Barbara, Christian Petzold, 105mins (12A)

Starring: Nina Hoss, Ronald Zehrfeld

Christian Petzold's taut moral drama looks set for a future double-bill with The Lives of Others. The year is 1980, and Barbara (Nina Hoss), a paediatric surgeon, has applied for an exit visa from the GDR. As punishment for this perceived disloyalty, the authorities banish her from Berlin to a small hospital in the provinces.

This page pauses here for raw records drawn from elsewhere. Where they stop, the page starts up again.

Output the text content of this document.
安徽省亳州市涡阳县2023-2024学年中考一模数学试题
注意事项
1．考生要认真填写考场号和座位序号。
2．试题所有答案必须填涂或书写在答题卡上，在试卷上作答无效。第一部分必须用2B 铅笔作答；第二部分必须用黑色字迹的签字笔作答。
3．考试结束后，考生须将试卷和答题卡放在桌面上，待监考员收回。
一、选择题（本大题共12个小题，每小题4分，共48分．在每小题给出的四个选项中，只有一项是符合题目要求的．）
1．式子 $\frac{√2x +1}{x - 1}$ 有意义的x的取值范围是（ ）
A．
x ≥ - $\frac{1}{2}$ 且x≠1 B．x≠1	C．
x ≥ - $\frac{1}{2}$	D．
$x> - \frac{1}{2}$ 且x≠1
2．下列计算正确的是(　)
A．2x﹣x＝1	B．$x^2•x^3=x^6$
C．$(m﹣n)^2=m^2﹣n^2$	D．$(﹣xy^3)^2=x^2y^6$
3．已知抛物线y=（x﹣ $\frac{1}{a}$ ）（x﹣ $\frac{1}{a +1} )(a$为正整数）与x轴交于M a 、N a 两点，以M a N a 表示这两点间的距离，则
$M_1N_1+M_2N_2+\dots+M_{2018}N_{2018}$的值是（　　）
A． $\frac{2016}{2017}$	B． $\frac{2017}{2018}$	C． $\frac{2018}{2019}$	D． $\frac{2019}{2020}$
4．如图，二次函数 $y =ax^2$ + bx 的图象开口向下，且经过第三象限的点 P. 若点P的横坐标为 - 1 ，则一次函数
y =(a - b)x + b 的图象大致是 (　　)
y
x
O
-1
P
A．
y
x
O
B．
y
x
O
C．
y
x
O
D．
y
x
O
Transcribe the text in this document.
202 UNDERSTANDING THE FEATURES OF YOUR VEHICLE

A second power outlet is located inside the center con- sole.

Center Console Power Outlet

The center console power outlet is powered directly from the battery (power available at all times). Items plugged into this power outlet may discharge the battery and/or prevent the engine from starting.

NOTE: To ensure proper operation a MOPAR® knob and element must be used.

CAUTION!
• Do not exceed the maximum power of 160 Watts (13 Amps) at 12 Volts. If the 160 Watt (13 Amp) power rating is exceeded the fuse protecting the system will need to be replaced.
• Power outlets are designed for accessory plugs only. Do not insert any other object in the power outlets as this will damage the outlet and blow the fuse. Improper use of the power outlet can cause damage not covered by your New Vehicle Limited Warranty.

Still under surveillance, she focuses on work and shuts out her colleagues, biding her time until her lover in the West can spring her out of the godforsaken country. Only chief surgeon Andre (Ronald Zehrfeld) insists on being friendly, though in this atmosphere of mutual suspicion it could be he's another state-sponsored informer. Petzold brings to the drab, unillusioned milieu of Iron Curtain East Germany a sense of the absurd, and the horrific, sometimes together: the random police searches of Barbara's meagre flat always end with a humiliating strip-search. He also draws fine performances from Hoss as the close-mouthed, remote Barbara, chafing at her exile, and Zehrfeld as the watchful doctor with a taste for Rembrandt. The film keeps us guessing as to how much they really know about each other, and unspools its denouement quite beautifully. Perhaps it would make an even better double-bill with the Berlin Wall satire Goodbye, Lenin!, contrasting the light with the dark.